Marie-Dominique Simonet (CDH), la ministre de l'Enseignement supérieur en Communauté française, a tenu bon. Son décret «non-résident», qui impose un quota d'étudiants ne résidant pas en Belgique dans les filières d'enseignement les plus prisées à l'étranger, a été vilipendé dans les rues, attaqué devant la Cour d'arbitrage. Mais il est sorti (presque) indemne du tumulte. Il a donc pu produire ses premiers effets concrets ce lundi, à la faveur des nombreux tirages au sort qui ont été organisés pour désigner les étudiants - pour la plupart français - qui seront admis dans les auditoires à la rentrée.

Surabondance de demande

En tout, 3 593 demandes d'inscriptions (dont 7 doublons qui ont été écartés) avaient été introduites par des résidents étrangers dans les filières visées par le décret. Mais il n'y avait que 1 628 places à pourvoir: 457 pour les éducateurs spécialisés, 6 en audiologie, 142 pour les infirmières accoucheuses, 14 en podologie, 210 en logopédie, 134 en ergothérapie, 590 en kiné, 75 en médecine vétérinaire. Soit 1 965 de moins. Les tirages au sort, qui ont été organisés sous le regard d'un huissier dans chacune des Hautes Ecoles concernées et au siège du Conseil des recteurs francophones pour les filières universitaires, n'éviteraient pas certaines grosses désillusions.

Il n'y eut cependant point de larmes dans les écoles d'ergothérapie, de podologie et d'éducateurs spécialisés. Il n'y eut même pas toujours tirage au sort. Les demandes y étaient en effet globalement inférieures à l'offre: 132 demandes d'inscriptions en ergothérapie (pour 134 places), 10 demandes en podologie (pour 14 places) et 359 demandes d'éducateurs spécialisés (pour 457 places).

Le tri a en revanche été sévère dans les autres filières concernées par le décret. En kinésithérapie, ce fut même l'hécatombe. Près de 1 000 étudiants étrangers avaient rentré une demande pour les 348 places disponibles dans les Hautes Ecoles et 457 autres, pour les 242 places à leur disposition dans les auditoires universitaires. Cela fait 867 candidats au métier de kiné qui sont restés sur le carreau.

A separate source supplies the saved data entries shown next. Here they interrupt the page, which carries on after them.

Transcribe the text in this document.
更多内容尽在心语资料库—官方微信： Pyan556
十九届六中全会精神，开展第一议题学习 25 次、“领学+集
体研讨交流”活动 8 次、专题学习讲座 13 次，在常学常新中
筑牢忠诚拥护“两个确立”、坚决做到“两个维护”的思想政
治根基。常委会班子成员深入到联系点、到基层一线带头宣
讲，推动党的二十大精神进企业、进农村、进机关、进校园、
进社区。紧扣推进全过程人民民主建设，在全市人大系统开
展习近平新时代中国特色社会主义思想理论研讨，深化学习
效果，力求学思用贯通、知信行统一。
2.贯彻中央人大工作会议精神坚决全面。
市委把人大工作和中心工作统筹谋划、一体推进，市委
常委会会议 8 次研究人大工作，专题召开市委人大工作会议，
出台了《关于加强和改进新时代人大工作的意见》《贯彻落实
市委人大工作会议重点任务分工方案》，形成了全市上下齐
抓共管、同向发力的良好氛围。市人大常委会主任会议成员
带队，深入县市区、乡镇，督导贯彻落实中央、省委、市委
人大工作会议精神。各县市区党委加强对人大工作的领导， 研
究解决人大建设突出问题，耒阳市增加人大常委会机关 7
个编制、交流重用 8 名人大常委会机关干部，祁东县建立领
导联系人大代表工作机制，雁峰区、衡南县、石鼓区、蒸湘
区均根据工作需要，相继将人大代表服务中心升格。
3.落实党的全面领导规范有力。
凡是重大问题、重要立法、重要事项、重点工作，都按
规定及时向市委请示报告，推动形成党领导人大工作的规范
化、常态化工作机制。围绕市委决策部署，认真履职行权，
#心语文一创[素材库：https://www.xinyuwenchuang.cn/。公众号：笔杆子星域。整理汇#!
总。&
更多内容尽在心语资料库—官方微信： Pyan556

On retrouve des proportions comparables en logopédie (724 dossiers pour 210 places), dans les sections d'accoucheuses (379 dossiers pour 142 places) et en audiologie (29 dossiers pour 6 places). Enfin, pour les études de médecine vétérinaire, qui faisaient l'objet d'un examen d'entrée depuis 3 ans, il a fallu sélectionner 75 demandes d'inscription sur les 506 qui avaient été introduites.

Les étudiants qui ont été retenus ainsi que ceux qui ont été recalés seront prévenus de la décision les concernant le 11 septembre au plus tard. Certaines Hautes Ecoles ont cependant déjà commencé à prévenir tout le monde. Les universités en revanche ont décidé d'attendre la date butoir avant de prévenir les postulants du sort qui leur a été réservé. Elles veulent d'abord vérifier si les étudiants étrangers qui ont introduit un dossier remplissent les conditions d'inscription (titres requis, etc.). Mais elles pourraient avancer le moment du dévoilement des listes. C'est qu'il ne faut pas traîner. Les étudiants qui ont été retenus doivent avoir le temps d'organiser leur année (louer un kot, acheter les syllabi, etc.). Et les autres, de se retourner.